News and Events
Mattole River at Petrolia, August 20, 2008

6.0 Magnitude Earthquake hits 35 miles WNW of Petrolia

USGS shakemap 2-4-10 12:20PM
A 6.0 magnitude earthquake hit at about 12:20pm Feb. 4, 2010, 34.7 miles West-Northwest of the Petrolia California shore, at a depth of about about 6.9 miles.

The rolling & shaking quake was felt for about 15 seconds in Petrolia, and as far as 275 miles away in San Francisco CA, . People in Eureka CA felt some shaking, but reported no damage around town.
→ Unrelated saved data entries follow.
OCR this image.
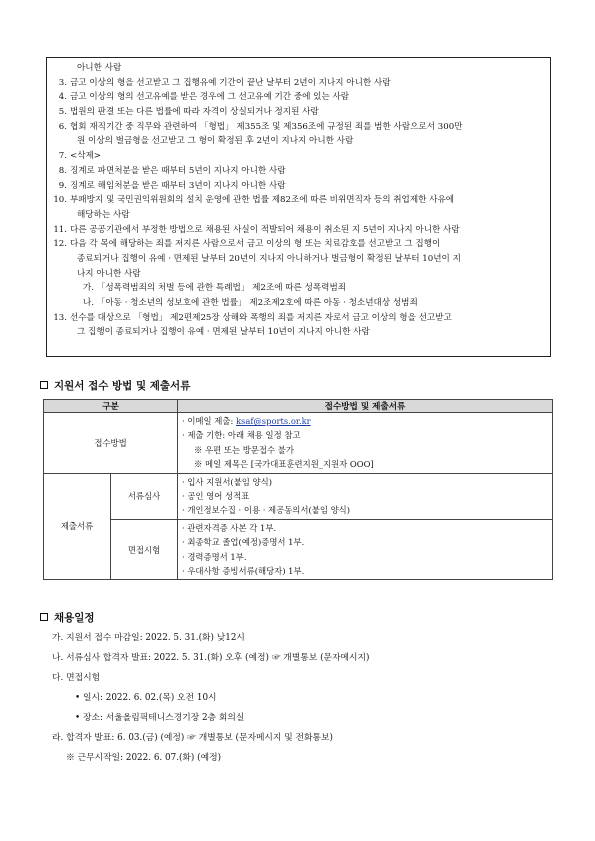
아니한 사람
3. 금고 이상의 형을 선고받고 그 집행유예 기간이 끝난 날부터 2년이 지나지 아니한 사람
4. 금고 이상의 형의 선고유예를 받은 경우에 그 선고유예 기간 중에 있는 사람
5. 법원의 판결 또는 다른 법률에 따라 자격이 상실되거나 정지된 사람
6. 협회 재직기간 중 직무와 관련하여 「형법」 제355조 및 제356조에 규정된 죄를 범한 사람으로서 300만
원 이상의 벌금형을 선고받고 그 형이 확정된 후 2년이 지나지 아니한 사람
7. <삭제>
8. 징계로 파면처분을 받은 때부터 5년이 지나지 아니한 사람
9. 징계로 해임처분을 받은 때부터 3년이 지나지 아니한 사람
10. 부패방지 및 국민권익위원회의 설치 운영에 관한 법률 제82조에 따른 비위면직자 등의 취업제한 사유에
해당하는 사람
11. 다른 공공기관에서 부정한 방법으로 채용된 사실이 적발되어 채용이 취소된 지 5년이 지나지 아니한 사람
12. 다음 각 목에 해당하는 죄를 저지른 사람으로서 금고 이상의 형 또는 치료감호를 선고받고 그 집행이
종료되거나 집행이 유예 · 면제된 날부터 20년이 지나지 아니하거나 벌금형이 확정된 날부터 10년이 지
나지 아니한 사람
가. 「성폭력범죄의 처벌 등에 관한 특례법」 제2조에 따른 성폭력범죄
나. 「아동 · 청소년의 성보호에 관한 법률」 제2조제2호에 따른 아동 · 청소년대상 성범죄
13. 선수를 대상으로 「형법」 제2편제25장 상해와 폭행의 죄를 저지른 자로서 금고 이상의 형을 선고받고
그 집행이 종료되거나 집행이 유예 · 면제된 날부터 10년이 지나지 아니한 사람
지원서 접수 방법 및 제출서류
구분		접수방법 및 제출서류
접수방법		· 이메일 제출: ksaf@sports.or.kr
· 제출 기한: 아래 채용 일정 참고
※ 우편 또는 방문접수 불가
※ 메일 제목은 [국가대표훈련지원_지원자 OOO]

제출서류	서류심사	· 입사 지원서(붙임 양식)
· 공인 영어 성적표
· 개인정보수집 · 이용 · 제공동의서(붙임 양식)

	면접시험	· 관련자격증 사본 각 1부.
· 최종학교 졸업(예정)증명서 1부.
· 경력증명서 1부.
· 우대사항 증빙서류(해당자) 1부.
채용일정
가. 지원서 접수 마감일: 2022. 5. 31.(화) 낮12시
나. 서류심사 합격자 발표: 2022. 5. 31.(화) 오후 (예정) ☞ 개별통보 (문자메시지)
다. 면접시험
• 일시: 2022. 6. 02.(목) 오전 10시
• 장소: 서울올림픽테니스경기장 2층 회의실
라. 합격자 발표: 6. 03.(금) (예정) ☞ 개별통보 (문자메시지 및 전화통보)
※ 근무시작일: 2022. 6. 07.(화) (예정)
Additionally, no injuries have yet been reported as a result of the quake.

Earthquakes with a magnitude between 6.0 and 6.9 on the Richter scale are considered to be “strong” and can be destructive in areas up to 100 miles across in populated areas.

“The magnitude is such that a tsunami is not expected,” the West Coast and Alaska Tsunami Warning Center said in a bulletin.

MRC Receives Grant to Study New Markets for Mattole Forests

Humboldt County Seal
On Tuesday Jan. 19, 2010, the Humboldt County Board of Supervisors approved a $16,000 Headwaters Fund grant to the Mattole Restoration Council to pay for a study that will look at how forest land owners can capitalize on forest-based businesses; such as light touch logging, medium scale milling, fuel wood production, wood-to-energy projects, and the sale of carbon credits into the emerging climate change mitigation market.

At the meeting, Wild & Working Lands program director Seth Zuckerman described how the market study proposal would dovetail with the MRC's permit streamlining program for light-touch forestry (PTEIR Program Timberland Environmental Impact Report).

Rex Rathbun in Memoriam

Rex Rathbun 1920-2010Rex Rathbun, 1920 - 2010

Rex Rathbun, one of the founders of the Mattole Restoration Council, passed away on Sunday, January 10. 

Rex represented the Mill Creek Watershed Conservancy on the MRC's board of directors through the late '90s and was a dogged advocate for the preservation of the Mill Creek Forest, a grove including 220 acres of old-growth that was purchased from Eel River Sawmills and added to the public domain in 1999.